The Writing Traveler: Christmas in the Streets of Santa Fe

Las Posadas come strolling slowly into the Plaza of Santa Fe, an elaborate procession of young and old to commemorate the difficult journey of Mary and Joseph as they struggled to find lodging for the birth of the Christ Child. Photograph: New Mexico Department of Cultural Affairs

The ritual of Las Posadas was started by a man of the church who, deep within Mexico, used an Aztec festival to teach about the birth of Christ.

IN THE CHILLED PLAZA OF SANTA FE, with a soft snow gently touching the rooftops, it is the night of Las Posadas, a tradition as old as memory and, some tell me, as old as the Christmas star that shone once and shines still and has not forgotten the lost and lonely pueblos in the faraway reaches of New Mexico.

We have followed the crowd down to the edge of the Plaza as darkness drapes itself around the adobe walls of an ancient city where a Christmas feast may not be the traditional turkey and dressing, but rather tamales, blue corn tortillas, posole – a time-honored Southwestern pork and hominy stew – and bizcochitos, the tiny anise Christmas cookies that have become recognized as the official state cookie of New Mexico.

The streets are empty. No cars are allowed anywhere near the Plaza. During these nine days of Christmas, Santa Fe prefers the décor of another time, a simple time.  On the aging and historic side streets, we hear the voices of the town break out into Christmas carols. They huddle around fragrant bonfires of stacked pinon wood.

Homemade lanterns by the hundreds – known as farolitos – line the rooftops, fashioned as they were created so many years ago. Luminous paper bags are filled with sand, and a lit candle has been placed in each bag. They can burn for hours and become one with the stars that glitter beyond the splintered breaks in the clouds.

For the moment, electricity has been forgotten.

Well, not entirely forgotten.

Strands of electric lights have been strung across hotels, around balconies, and throughout the trees that cluster together in the Plaza.

The traditionalists aren’t pleased at all.  It is a time of reverence and ritual, they say. It is not a time for Santa Fe to become electrified. “The light bulbs have no aesthetic value,” says one. “They’re like a screw top on a wine bottle.”

The feud festers, but all is forgiven, at least ignored, with the coming of Las Posadas. It is a tradition, some believe, that was begun in 1538 by Friar San Ignacio de Loyola. Or maybe it was Friar Pedro de Ganis. No one knows for sure.

But they do agree that the ritual was started by a man of the church who, deep within Mexico, used an Aztec festival to teach about the birth of Christ. It was his aim to replace the nine-day celebration of the birth of the Aztec Sun god with a Christian and Christmas novena.

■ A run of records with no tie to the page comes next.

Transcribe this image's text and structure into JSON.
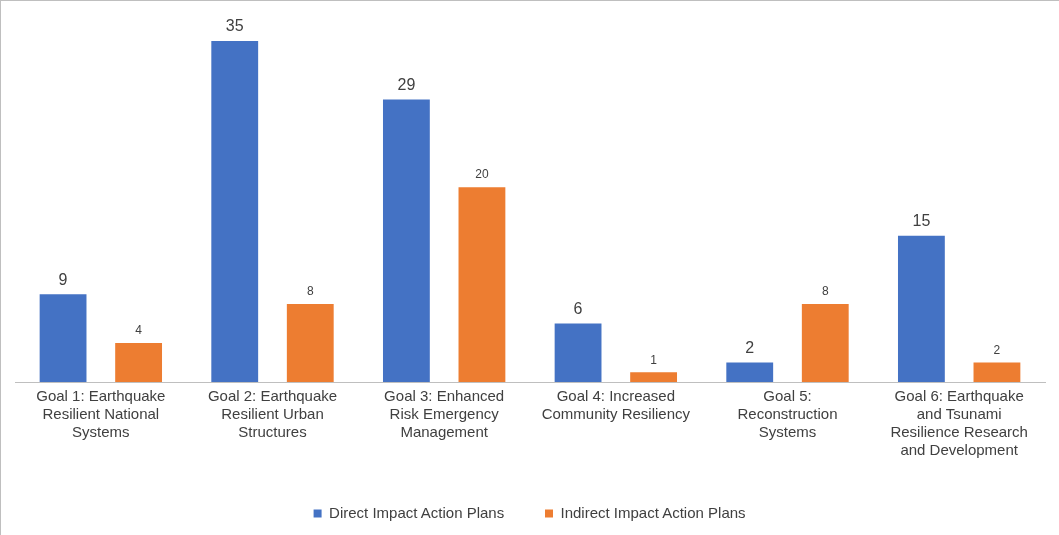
{
  "chart_data": {
    "type": "bar",
    "categories": [
      "Goal 1: Earthquake Resilient National Systems",
      "Goal 2: Earthquake Resilient Urban Structures",
      "Goal 3: Enhanced Risk Emergency Management",
      "Goal 4: Increased Community Resiliency",
      "Goal 5: Reconstruction Systems",
      "Goal 6: Earthquake and Tsunami Resilience Research and Development"
    ],
    "series": [
      {
        "name": "Direct Impact Action Plans",
        "color": "#4472c4",
        "values": [
          9,
          35,
          29,
          6,
          2,
          15
        ]
      },
      {
        "name": "Indirect Impact Action Plans",
        "color": "#ed7d31",
        "values": [
          4,
          8,
          20,
          1,
          8,
          2
        ]
      }
    ],
    "data_labels": true,
    "grid": false,
    "legend": "bottom"
  }
}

Las Posadas come strolling slowly into the Plaza of Santa Fe, an elaborate procession of young and old to commemorate the difficult journey of Mary and Joseph as they struggled to find lodging for the birth of the Christ Child.

Behind them walk the pilgrims holding small, lit candles, trying desperately to keep the night winds from snuffing out the flames. Some are singing. Words in Spanish. Words in English. Words in a Native American tongue. And they all blend together with the same message.

There is no room at the Inn.

A few are strumming guitars. The sidewalks are filled with people who begin to file out into the street and become pilgrims themselves. Some have brought their candles. Others are given candles. The lights flicker and are multiplied, one at a time, one after another.

On the holy couple goes, searching for a place to spend the night.  And up on the balconies and ledges of downtown buildings are mysterious figures, dressed in black, nothing more than shadows, refusing them shelter, urging them to go elsewhere and lose themselves in the night itself.

The procession moves around the Plaza, and the pilgrims fade into the doorways of Santa Fe’s most historic places. On Christmas Eve, the Cathedral of St. Francis, built between 1869 and 1886, celebrates a flotilla of masses in both Spanish and English. Baroque music and Old English carols fill the historic sanctuary of the Loretto Chapel.

We ducked into the Palace of the Governor, weaving our way among the Native American artists who are displaying their work, and their artistry is unrivaled anywhere in the world of jewelry making. The sidewalk, in the glow of the farolitos, is aglow with silver and turquoise, everything from rings and necklaces to bracelets and belt buckles.

Each piece is distinctive and a work of art. Each has the personality of the artist carved into the silver, shaped in the turquoise. Inside the Palace, we move from room to room, from carol to carol, from story to story.  It is a place of reverence, a shelter from the biting winds outside, a chance to warm the chill with hot cider.

Christmas seemed so right in Santa Fe. But then, I once read in the New York Times that the high desert of northern New Mexico could be favorably compared to the Holy Land.

Maybe so.

Maybe Santa Fe and New Mexico really are the perfect places to spend Christmas. After all, even so much of its food is the color of Christmas. The soul of Santa Fe cooking has and always will be its chilies. And its chilies are red and green.